Heart rabbit fast. Tight throat. He’s scared. He’s scared. He's sixteen and he wants to play football. He doesn’t want to do this. Please. Please.
“Ahhh!” He suddenly yelled, scaring Isagi. His face is scary, eyes wide and black. His pheromones attack Isagi, has him frozen stiff. “Well, if you’re that indecisive, I don’t know what you’re doing here!”
“No!” Isagi trembled, a lamb to the slaughter. “I’ll—I want to… to stay…”
“Then you’ll do as you’re commanded, right?” A hazardous, disgusting scent spreads. Gleeful. Sly. Oily. The safety he felt with him was ripped apart in an instant.
He knows what he wants. What any alpha wants. (He's been learning.)
“….”
“Yes, coach…”
(If it was all for his dream, he can bear it, he can take it, so please let him survive.)
Even after, even in Blue Lock, his foothold, his relentless, exhilarating prison, Isagi would sometimes be overcome with the phantom sensation of being marked, would be reminded of the world outside his little bubble. It would paralyze him, pull him back down.
Scents that overpowered, blood that spilled, filth rubbed into skin. Saliva. Cum. Piss.

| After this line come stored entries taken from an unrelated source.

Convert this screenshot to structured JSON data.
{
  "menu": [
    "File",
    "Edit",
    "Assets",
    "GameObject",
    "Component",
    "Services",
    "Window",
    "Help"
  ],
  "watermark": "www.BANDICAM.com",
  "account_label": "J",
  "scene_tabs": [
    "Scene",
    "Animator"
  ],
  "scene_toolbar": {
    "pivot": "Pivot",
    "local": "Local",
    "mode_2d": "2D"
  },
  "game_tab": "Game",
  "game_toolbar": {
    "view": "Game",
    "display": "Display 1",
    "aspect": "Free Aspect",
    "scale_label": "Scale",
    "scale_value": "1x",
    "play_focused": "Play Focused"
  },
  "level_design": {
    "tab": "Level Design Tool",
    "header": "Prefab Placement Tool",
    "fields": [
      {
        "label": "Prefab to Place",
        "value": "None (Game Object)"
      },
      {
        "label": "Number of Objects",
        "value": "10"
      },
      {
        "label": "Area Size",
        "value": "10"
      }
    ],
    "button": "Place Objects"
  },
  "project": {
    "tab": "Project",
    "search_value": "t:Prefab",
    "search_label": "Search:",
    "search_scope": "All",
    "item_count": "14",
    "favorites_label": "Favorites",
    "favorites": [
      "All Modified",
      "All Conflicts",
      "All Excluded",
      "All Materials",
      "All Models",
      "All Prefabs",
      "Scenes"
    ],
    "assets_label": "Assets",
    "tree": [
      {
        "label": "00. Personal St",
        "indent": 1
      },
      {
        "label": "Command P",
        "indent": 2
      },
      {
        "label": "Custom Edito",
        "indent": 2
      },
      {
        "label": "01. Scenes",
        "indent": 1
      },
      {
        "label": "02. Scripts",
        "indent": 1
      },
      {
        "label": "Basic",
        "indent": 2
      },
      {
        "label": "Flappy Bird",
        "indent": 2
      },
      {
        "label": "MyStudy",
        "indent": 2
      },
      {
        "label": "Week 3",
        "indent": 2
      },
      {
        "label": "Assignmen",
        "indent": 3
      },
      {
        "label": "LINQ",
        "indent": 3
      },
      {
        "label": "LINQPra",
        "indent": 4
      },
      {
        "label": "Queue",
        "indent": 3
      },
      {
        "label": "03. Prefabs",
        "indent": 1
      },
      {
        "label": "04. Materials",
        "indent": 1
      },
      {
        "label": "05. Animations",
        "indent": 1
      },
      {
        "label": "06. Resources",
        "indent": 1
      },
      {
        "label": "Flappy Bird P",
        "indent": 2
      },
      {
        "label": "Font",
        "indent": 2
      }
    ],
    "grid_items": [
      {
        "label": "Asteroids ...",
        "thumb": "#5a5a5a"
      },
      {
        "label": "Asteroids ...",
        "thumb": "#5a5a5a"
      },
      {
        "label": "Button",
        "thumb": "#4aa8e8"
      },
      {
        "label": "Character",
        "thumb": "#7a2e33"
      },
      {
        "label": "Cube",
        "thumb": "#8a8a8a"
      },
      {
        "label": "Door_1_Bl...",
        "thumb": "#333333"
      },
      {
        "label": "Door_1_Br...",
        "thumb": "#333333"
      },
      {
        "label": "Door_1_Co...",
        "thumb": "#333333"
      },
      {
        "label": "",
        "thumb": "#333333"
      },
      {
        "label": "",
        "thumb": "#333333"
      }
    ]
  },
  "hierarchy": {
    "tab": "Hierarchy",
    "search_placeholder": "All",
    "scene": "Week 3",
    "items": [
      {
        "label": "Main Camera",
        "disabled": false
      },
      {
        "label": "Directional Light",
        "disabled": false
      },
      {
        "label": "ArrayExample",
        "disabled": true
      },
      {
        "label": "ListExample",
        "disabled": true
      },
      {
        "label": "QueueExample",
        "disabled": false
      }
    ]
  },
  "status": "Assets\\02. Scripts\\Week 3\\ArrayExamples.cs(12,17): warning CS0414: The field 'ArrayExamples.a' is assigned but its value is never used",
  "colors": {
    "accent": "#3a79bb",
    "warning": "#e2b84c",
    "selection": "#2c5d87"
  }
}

Unlit by the darkness, rubbed raw, Isagi would shatter again.
And each time, he picked himself up, shoved the pieces together again. Each time, he hated them more, cursed them more, begged to know why it had to happen; what did he do? Why did he deserve it?
(He hated them, but at his lowest, knee-deep in the rot and the mud, he hated himself the most.)
When Isagi opens his eyes again, Yoichi becomes the bearer of their duality. He holds their dreams in his cupped hands, stronger, his vision clear-cut. He's confident, fierce, his ego twice-reborn to soar the skies.
Isagi lives beside him, is cradled in the core of his soul, but Yoichi mourns him just as well.
Yoichi will never let himself fall back into Isagi.